Epidemiologists and those working at the coalface of the epidemic cite various historic and socio-economic factors that have combined in Swaziland to create ideal conditions for the spread of the virus.
A well-documented disdain of condom usage – one UN report found that 60 percent of Swazi men refuse to wear them – is one explanation for why 42 percent of pregnant women tested HIV positive in a 2008 antenatal survey.
"Many women tell us, even if their men begin by using a condom, by the end of the act it has slipped off or been removed, and they have no power to insist," said Pholile Dlamini, who runs the Manzini office of the Alliance of Mayors Initiative for Community Action on AIDS at the Local Level (AMICAALL).

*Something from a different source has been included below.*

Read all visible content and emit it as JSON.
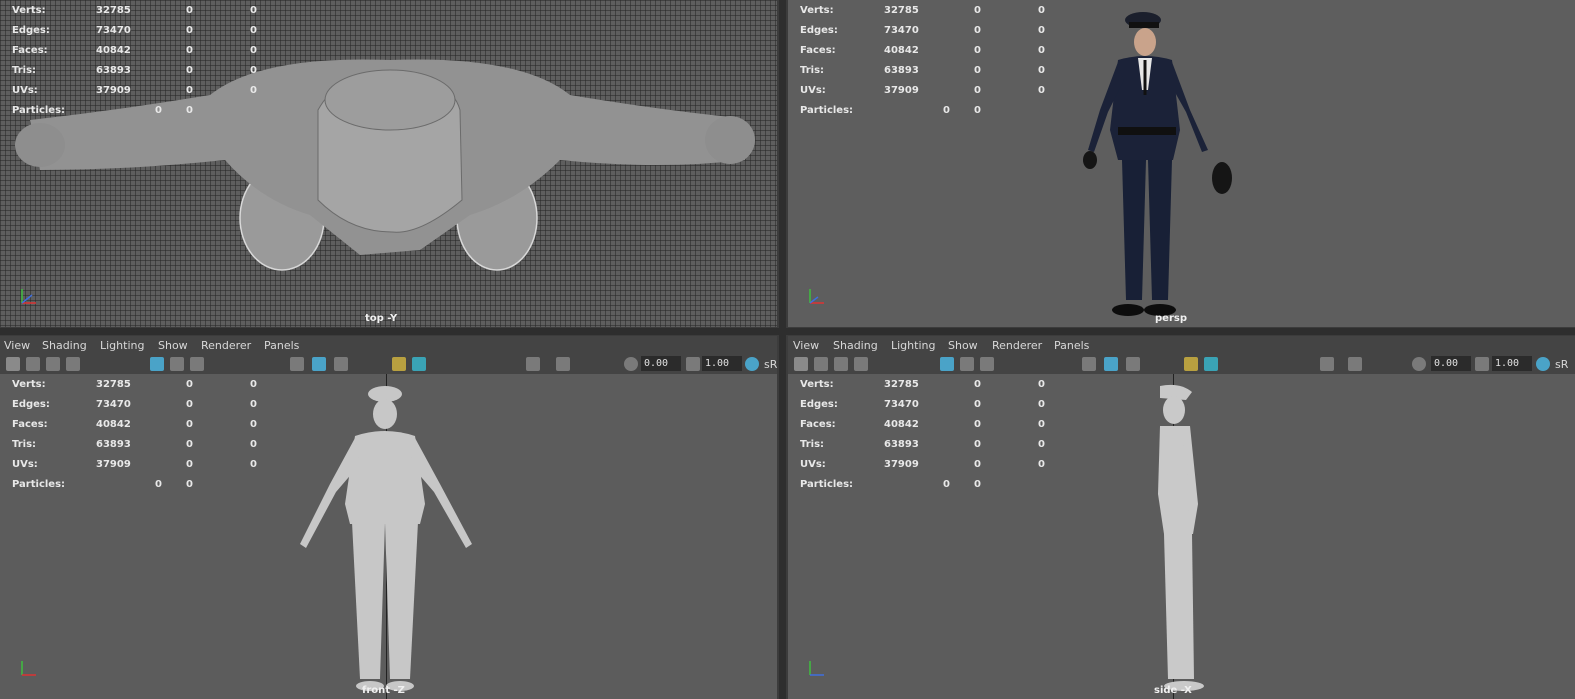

But other factors have also contributed to the grip HIV has on this country of less than one million people. "Swaziland is so small [just 17,363 sq km] it is easier for the virus to spread," said Rudolph Maziya, AMICAALL's national director.
"If a party is thrown in Johannesburg, a South African in Cape Town is not likely to attend. But when you have a party in Manzini, people from the farthest corners of the country show up; the social-sexual networks have always existed in Swaziland, and they made the spread of HIV easier."
In 1993 Maziya worked on a report that accurately predicted the trend AIDS would take in the next decade. "It was rejected by parliament, and many health officials condemned it as alarmist. Meanwhile, HIV spread because no one could see it. With Ebola [haemorrhagic fever] or swine flu, symptoms are immediate; people don masks. With HIV, symptoms may take years to appear."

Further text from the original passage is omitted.